The courts specifically looked at my District 28 and commented on its composition.  Republicans are intent on protecting Senator Trudy Wade (a white Republican from Guilford) for whom they created a district by packing 28.  I expect that the only remedy will be in the courts.”
Per his proposed redrawing of Senate District 28, Special Master Persily writes, “…the Court struck down the 2011 version of Senate District 28 and continues to harbor constitutional concerns as to racial predominance with regard to the district’s 2017 configuration. As expressed in the Special Master’s draft plan, the newly configured district is a compact district -- almost a perfect circle… The newly drawn district is contained almost completely within the city (CDP) of Greensboro, and is made up of whole precincts.”
At press time, neither plaintiffs attorneys nor Sen. Robinson had a reaction to the Special Master’s redrawing of the district to relieve the “stacking and packing” of black voters there, so they wouldn’t influence electoral races in surrounding voting districts.

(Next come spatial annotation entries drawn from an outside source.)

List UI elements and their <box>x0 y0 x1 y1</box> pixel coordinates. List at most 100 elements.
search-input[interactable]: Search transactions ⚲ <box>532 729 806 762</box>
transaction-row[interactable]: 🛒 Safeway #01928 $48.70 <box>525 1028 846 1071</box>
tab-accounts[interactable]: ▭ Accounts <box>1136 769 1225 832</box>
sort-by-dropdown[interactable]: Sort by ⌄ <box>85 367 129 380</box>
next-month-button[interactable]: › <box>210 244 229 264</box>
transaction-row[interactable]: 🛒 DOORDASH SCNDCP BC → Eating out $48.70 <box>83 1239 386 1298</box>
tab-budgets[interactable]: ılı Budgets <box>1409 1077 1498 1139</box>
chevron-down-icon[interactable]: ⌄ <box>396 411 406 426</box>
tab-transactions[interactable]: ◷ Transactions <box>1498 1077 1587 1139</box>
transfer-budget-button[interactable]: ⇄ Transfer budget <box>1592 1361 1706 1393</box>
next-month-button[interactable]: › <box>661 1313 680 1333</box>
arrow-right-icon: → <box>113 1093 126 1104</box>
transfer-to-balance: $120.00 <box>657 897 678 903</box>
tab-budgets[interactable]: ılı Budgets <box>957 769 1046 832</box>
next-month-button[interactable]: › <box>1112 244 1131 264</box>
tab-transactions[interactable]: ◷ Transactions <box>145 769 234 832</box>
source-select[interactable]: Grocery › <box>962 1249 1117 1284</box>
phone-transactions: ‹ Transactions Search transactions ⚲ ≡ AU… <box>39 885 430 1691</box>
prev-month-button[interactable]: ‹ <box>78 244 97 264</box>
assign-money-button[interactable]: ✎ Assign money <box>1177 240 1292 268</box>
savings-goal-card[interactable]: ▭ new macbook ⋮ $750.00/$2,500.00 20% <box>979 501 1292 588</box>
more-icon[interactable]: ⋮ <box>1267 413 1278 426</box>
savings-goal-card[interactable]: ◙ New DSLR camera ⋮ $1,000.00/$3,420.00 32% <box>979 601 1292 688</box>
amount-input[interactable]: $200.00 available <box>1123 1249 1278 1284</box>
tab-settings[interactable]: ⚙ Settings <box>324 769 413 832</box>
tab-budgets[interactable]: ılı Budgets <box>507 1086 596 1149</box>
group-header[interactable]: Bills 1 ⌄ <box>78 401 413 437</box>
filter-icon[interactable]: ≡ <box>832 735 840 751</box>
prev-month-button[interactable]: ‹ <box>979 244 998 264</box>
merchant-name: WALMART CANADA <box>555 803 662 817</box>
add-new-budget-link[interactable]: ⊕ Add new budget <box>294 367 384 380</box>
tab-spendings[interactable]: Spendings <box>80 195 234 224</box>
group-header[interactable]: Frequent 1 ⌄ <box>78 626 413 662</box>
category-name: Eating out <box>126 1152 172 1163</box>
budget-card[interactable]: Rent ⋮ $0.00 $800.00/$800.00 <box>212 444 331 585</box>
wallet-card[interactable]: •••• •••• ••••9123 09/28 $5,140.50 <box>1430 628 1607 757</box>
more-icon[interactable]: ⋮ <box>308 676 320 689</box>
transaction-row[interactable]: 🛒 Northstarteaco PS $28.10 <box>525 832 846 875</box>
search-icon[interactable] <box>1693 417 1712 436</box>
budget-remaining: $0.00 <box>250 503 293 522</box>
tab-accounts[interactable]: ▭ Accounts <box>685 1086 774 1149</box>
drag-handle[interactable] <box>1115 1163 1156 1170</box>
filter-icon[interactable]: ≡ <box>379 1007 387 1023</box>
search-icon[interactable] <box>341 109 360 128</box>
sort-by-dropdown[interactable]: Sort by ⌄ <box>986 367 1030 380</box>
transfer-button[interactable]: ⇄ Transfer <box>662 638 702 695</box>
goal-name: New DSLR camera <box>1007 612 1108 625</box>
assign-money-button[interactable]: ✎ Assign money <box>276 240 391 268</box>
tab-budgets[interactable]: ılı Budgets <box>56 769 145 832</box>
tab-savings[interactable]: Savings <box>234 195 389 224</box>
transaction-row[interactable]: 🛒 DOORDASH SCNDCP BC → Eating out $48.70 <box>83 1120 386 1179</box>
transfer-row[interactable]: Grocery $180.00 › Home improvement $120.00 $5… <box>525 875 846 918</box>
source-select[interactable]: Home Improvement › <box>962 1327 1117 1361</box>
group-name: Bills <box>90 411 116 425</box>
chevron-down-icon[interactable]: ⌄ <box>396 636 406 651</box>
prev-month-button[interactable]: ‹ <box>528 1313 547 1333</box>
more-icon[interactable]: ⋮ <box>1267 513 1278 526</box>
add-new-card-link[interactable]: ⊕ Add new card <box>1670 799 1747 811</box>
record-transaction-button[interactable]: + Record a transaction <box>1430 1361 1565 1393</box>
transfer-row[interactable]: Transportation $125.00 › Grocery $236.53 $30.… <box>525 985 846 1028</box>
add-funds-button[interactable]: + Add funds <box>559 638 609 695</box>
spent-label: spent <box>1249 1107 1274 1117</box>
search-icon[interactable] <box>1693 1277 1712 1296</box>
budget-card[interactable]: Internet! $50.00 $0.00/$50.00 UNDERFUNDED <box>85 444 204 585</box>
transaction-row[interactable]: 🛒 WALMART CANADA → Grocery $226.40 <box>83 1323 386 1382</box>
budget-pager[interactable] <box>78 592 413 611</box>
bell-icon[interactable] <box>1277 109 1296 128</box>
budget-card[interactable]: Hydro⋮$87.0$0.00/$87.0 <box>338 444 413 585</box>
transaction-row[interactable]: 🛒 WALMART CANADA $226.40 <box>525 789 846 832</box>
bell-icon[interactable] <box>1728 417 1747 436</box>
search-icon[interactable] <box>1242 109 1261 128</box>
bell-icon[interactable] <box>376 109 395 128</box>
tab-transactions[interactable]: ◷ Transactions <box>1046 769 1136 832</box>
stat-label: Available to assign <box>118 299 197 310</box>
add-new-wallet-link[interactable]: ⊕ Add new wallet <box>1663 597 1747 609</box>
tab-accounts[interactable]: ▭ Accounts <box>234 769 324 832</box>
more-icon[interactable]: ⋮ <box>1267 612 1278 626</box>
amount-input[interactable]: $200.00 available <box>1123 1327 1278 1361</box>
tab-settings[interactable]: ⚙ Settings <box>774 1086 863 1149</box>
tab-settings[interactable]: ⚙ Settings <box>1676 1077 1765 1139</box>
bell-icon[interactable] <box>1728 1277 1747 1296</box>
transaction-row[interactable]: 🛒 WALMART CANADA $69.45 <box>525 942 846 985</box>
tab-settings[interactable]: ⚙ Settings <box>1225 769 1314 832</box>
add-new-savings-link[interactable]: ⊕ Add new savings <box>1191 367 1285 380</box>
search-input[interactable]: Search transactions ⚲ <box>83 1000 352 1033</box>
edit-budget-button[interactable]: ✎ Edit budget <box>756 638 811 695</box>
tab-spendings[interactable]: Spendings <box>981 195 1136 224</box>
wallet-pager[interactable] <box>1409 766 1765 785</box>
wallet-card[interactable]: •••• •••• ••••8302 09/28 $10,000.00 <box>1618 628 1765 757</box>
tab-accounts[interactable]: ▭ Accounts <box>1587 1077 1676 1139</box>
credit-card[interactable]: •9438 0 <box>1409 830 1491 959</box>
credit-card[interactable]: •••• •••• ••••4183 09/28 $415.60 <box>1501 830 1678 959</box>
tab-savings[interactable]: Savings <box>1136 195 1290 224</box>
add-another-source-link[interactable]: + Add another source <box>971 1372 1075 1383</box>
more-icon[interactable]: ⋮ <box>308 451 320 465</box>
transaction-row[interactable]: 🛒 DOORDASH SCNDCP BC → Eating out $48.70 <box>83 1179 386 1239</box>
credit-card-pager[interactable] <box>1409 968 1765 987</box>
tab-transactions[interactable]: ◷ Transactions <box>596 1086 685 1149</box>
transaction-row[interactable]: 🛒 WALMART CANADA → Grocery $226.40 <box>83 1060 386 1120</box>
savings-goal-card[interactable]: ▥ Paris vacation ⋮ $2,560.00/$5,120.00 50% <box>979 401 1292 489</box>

In order for Persily to meet his court mandated deadline of Dec. 1st, he has ordered both plaintiffs and defendants in the case, “…to submit to the Special Master proposed objections and revisions to the Special Master’s Draft Plan by November 17, 2017.
 “In particular, the parties are encouraged to include in these submissions suggestions as to how incumbents shall be unpaired without degrading the underlying features of the plan, as specified in the Court order,” the Special Master’s Order continued. “The parties shall also then specify any disagreements they have as to which incumbents are seeking reelection in 2018. Reply briefs shall be submitted by November 21, 2017… In their replies, the parties are encouraged to identify which proposed changes of the plaintiffs and defendants, if any, are jointly supported by the parties.”